Typically, in an oil field, all oil wells are hooked up to a common production manifold which directs the commingled flow of water, oil and gas from the wells to a number of separators, each operating at distinct pressure and temperature. Thus, oil from numerous different wells is directed to the common production manifold and processed as one commingled flow, irrespective of well origination and thus no information on flow from individual wells is obtainable at the processing stage.
Many oil fields are also equipped with a test separator to which each of the wells can be routed individually to extract information about the present production state of the well being tested. The test results may provide information about well production and may provide input to pipeline simulation models, which are used to simulate the flow in the pipelines and which may be used to simulate different control structures for example to monitor, suppress or control slugging in multiphase fluid flow in pipelines.
Slug flow is a commonly observed pattern in multiphase fluid flow and is characterised as a flow regime with large coherent disturbances which cause large pressure fluctuations and variations in the flow rate which can affect process equipment, may damage the reservoir rock and imposes additional wear on the surface equipment, and which may even overload the capacity of the equipment at the pipeline outlet.

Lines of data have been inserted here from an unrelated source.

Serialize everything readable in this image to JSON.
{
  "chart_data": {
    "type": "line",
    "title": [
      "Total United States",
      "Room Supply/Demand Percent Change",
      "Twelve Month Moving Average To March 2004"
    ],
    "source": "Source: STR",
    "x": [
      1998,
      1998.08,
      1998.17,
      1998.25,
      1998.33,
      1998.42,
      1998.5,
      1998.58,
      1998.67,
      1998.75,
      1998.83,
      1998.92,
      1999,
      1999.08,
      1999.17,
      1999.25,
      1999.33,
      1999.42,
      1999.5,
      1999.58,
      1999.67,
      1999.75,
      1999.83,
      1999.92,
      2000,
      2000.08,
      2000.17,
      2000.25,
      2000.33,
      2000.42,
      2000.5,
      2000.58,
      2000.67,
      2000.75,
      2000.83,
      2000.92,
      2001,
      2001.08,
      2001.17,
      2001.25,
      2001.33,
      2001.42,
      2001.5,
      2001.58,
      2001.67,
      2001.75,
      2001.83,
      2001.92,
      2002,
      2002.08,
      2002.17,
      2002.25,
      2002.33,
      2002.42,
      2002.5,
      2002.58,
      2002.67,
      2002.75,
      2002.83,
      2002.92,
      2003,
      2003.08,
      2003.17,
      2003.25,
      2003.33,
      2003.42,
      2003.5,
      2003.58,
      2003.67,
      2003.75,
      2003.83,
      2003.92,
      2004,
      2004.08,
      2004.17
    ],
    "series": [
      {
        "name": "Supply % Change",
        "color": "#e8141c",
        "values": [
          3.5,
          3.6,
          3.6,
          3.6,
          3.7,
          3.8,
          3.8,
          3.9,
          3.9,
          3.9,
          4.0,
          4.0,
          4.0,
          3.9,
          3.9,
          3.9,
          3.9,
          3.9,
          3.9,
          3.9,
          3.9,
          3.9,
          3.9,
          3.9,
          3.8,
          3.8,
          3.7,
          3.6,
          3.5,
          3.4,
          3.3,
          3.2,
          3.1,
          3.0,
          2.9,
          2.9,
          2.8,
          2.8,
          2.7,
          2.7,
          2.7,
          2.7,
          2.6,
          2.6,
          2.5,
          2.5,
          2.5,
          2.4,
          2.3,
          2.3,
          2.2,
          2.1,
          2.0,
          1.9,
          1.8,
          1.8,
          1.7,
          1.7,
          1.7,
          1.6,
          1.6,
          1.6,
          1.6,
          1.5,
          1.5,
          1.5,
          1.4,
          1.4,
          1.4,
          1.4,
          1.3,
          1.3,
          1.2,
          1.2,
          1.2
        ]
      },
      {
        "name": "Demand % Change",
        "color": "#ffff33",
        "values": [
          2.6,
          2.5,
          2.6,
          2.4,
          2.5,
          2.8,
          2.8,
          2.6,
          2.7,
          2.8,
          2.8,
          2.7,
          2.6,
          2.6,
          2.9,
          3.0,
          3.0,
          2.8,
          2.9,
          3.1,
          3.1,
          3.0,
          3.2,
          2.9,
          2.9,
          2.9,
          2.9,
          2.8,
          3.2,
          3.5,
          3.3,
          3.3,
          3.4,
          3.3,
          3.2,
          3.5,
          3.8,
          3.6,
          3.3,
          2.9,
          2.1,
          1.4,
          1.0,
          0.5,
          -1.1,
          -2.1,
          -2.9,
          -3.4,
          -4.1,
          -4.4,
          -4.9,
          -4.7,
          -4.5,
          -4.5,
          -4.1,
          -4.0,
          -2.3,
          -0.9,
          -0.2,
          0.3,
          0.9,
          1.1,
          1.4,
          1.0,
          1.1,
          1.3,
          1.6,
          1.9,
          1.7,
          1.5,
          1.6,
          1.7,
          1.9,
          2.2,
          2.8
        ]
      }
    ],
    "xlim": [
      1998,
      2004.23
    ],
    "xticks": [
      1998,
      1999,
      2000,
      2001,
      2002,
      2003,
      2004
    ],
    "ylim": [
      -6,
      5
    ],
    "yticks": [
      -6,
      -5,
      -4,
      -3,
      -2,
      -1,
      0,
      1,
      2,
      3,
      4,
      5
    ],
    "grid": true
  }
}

Therefore, simulation tools are often used to characterise the flow and attempt to control or suppress the slug flow, for example by regulating choke settings for the well in accordance with the simulation data. The simulation models typically require input from the well testing to provide reliable results.
Thus, other ways to monitor the wells have been suggested. In U.S. Pat. No. 8,078,328, wellhead pressure data are measured to form an isobaric pressure map of one or more reservoirs and displaying the at least one isobaric pressure map on a display to provide for real-time reservoir pressure monitoring. The pressure map may be overlaid with for example injection rate and cumulative injection for the well and on the basis of this a static reservoir pressure may be estimated.
Furthermore, instrumentation, such as multi-phase meters, can be positioned in the wells to provide some real-time information on actual well performance, and for example in EP 1588022, it is suggested to use a densitometer in the well to define the slug based on the measured density. It is further suggested to enhance the densitometer with further instrumentation to register the differential pressure (dP) between the slug detector and the process arrival to provide information on the on-line water cut in combination with the local hold-up or void fraction as well as fluid velocities of the different phases to thereby provide an indication of well performance.
However, such meters require regular maintenance and frequent calibration against test separator data to provide reliable information; testing of a well can only provide for real-time information on well performance for one well at a given point in time, thus other or additional solutions are needed.